Keeping all the contents of a file in memory will quickly run out of available memory -- no matter how much memory is actually available, this is obvious.
Also, we usually don't need to put all the lines of the file in memory once -- instead, we just walk through every line of the file, do the processing, and throw it away when we're done. So, that's exactly what we're going to do -- iterate through the rows, instead of keeping all the rows in memory.
3. File flow
Now let's take a look at this solution -- we'll scan the contents of the file using the java.util.Scanner class, reading line by line:
FileInputStream inputStream = null;
Scanner sc = null;
try {
inputStream = new FileInputStream(path);
sc = new Scanner(inputStream, "UTF-8");
while (sc.hasNextLine()) {
String line = sc.nextLine();
// System.out.println(line);
}
// note that Scanner suppresses exceptions
if (sc.ioException() != null) {
throw sc.ioException();
}
} finally {
if (inputStream != null) {
inputStream.close();
}
if (sc != null) {
sc.close();
}
}
This scenario would iterate over all the lines in the file -- allowing each line to be processed without retaining a reference to it.
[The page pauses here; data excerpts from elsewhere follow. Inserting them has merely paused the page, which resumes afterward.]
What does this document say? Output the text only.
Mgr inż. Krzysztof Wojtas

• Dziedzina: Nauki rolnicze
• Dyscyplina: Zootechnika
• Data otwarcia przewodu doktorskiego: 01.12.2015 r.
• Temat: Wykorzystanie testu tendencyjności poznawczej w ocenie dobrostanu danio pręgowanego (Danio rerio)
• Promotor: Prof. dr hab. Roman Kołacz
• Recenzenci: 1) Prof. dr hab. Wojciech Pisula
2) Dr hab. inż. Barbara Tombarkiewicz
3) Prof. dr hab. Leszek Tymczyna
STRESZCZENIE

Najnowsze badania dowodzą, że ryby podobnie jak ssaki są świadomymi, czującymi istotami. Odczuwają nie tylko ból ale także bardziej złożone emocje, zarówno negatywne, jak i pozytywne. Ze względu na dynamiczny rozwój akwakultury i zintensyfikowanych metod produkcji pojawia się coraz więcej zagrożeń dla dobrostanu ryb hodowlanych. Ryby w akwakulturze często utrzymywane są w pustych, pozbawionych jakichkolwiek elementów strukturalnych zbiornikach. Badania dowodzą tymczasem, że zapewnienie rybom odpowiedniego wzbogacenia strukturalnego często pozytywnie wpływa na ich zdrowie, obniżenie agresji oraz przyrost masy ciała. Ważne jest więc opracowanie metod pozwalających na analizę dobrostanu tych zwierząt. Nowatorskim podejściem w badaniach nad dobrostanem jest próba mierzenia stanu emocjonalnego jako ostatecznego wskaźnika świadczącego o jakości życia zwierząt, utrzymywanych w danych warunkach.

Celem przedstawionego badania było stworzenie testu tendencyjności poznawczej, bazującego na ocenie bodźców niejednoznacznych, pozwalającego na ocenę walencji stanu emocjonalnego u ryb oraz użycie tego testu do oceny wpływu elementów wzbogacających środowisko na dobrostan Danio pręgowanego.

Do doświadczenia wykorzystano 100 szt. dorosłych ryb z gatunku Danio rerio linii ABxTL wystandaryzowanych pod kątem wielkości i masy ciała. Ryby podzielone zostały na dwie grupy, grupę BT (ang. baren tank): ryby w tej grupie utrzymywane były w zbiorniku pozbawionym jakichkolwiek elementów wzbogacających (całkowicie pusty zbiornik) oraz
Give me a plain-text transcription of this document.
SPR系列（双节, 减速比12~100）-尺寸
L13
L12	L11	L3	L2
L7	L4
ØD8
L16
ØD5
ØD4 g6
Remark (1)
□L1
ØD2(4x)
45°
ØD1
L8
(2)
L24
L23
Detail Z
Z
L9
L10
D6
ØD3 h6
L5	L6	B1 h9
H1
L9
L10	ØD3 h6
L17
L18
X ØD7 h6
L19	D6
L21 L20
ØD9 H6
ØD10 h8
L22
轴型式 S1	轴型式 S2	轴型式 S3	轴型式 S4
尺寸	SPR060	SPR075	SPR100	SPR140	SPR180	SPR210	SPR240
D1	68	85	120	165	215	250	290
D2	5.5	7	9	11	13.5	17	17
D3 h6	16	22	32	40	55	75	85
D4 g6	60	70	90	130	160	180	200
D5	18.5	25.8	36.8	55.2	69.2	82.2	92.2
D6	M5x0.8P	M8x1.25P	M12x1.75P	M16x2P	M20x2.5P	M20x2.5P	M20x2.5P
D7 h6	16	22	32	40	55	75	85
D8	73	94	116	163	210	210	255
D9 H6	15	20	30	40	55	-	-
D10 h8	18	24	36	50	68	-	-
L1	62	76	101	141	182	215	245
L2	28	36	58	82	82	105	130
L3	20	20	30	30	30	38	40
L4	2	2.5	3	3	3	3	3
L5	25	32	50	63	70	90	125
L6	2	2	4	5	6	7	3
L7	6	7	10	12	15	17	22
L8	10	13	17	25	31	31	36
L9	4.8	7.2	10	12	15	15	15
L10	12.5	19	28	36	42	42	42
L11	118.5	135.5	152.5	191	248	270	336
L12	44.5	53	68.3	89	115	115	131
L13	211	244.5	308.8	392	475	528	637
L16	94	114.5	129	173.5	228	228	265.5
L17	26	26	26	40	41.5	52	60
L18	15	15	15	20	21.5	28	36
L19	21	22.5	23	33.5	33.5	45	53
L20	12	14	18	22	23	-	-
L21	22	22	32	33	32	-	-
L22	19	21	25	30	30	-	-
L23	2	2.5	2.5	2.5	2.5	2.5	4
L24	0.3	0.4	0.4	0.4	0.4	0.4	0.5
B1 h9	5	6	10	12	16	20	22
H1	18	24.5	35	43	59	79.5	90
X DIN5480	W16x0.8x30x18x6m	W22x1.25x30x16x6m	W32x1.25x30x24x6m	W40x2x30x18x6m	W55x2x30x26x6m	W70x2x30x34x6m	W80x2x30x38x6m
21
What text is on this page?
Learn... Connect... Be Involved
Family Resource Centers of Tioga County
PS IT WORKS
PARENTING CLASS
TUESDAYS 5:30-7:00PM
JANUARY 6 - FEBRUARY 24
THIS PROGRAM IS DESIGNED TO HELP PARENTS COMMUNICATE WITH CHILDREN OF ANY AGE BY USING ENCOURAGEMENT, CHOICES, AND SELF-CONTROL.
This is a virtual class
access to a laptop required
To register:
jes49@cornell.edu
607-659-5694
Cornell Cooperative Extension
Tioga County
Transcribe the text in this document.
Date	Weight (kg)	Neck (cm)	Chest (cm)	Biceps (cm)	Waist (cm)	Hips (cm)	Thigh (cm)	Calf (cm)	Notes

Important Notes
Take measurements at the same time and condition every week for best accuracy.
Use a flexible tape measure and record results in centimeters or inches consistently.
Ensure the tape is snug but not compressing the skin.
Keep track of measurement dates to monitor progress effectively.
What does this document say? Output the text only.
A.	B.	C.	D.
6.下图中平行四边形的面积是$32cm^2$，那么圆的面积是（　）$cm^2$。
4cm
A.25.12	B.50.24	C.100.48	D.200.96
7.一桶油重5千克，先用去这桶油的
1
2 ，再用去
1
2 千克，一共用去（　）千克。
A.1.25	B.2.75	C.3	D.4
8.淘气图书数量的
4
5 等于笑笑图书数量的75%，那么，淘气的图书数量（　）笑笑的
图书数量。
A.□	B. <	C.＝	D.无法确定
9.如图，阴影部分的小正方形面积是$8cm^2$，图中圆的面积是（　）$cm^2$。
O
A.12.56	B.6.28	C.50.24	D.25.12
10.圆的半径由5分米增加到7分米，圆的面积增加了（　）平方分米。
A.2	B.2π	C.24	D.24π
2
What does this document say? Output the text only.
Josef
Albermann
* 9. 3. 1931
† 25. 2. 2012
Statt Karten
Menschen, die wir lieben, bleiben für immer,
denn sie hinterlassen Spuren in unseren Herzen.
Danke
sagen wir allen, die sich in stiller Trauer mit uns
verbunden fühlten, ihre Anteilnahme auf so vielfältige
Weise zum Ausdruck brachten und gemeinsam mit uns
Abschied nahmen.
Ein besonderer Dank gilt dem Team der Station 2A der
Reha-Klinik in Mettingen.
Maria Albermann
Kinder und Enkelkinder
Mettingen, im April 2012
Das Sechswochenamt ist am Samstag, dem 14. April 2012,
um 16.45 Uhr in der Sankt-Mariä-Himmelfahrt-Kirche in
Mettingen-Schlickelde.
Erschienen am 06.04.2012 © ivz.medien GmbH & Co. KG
They're not stored in memory anyway :(about 150MB memory consumption)
[main]INFOorg.baeldung.java.CoreJavaIoUnitTest-TotalMemory:763Mb
[main]INFOorg.baeldung.java.CoreJavaIoUnitTest-FreeMemory:605Mb
4, ApacheCommonsIO flow
It can also be implemented using the CommonsIO library, taking advantage of the custom LineIterator provided by the library:
LineIterator it = FileUtils.lineIterator(theFile, "UTF-8");
try {
while (it.hasNext()) {
String line = it.nextLine();
// do something with line
}
} finally {
LineIterator.closeQuietly(it);
}
Since the entire file is not stored in memory, this results in fairly conservative memory consumption (approximately 150MB)
[main]INFOo.b.java.CoreJavaIoIntegrationTest-TotalMemory:752Mb
[main]INFOo.b.java.CoreJavaIoIntegrationTest-FreeMemory:564Mb
5, conclusion
This article describes how to process large files without repeatedly reading and running out of memory -- it provides a useful solution for processing large files.
The implementation and code snippets for all these examples are available on my github project -- it's an Eclipse-based project, so it should be easy to import and run.
Above is the entire content of this article on Java efficient reading large file instance analysis, I hope to help you. Interested friends can continue to refer to other related topics in this site, if there is any deficiency, welcome to comment out. Thank you for your support!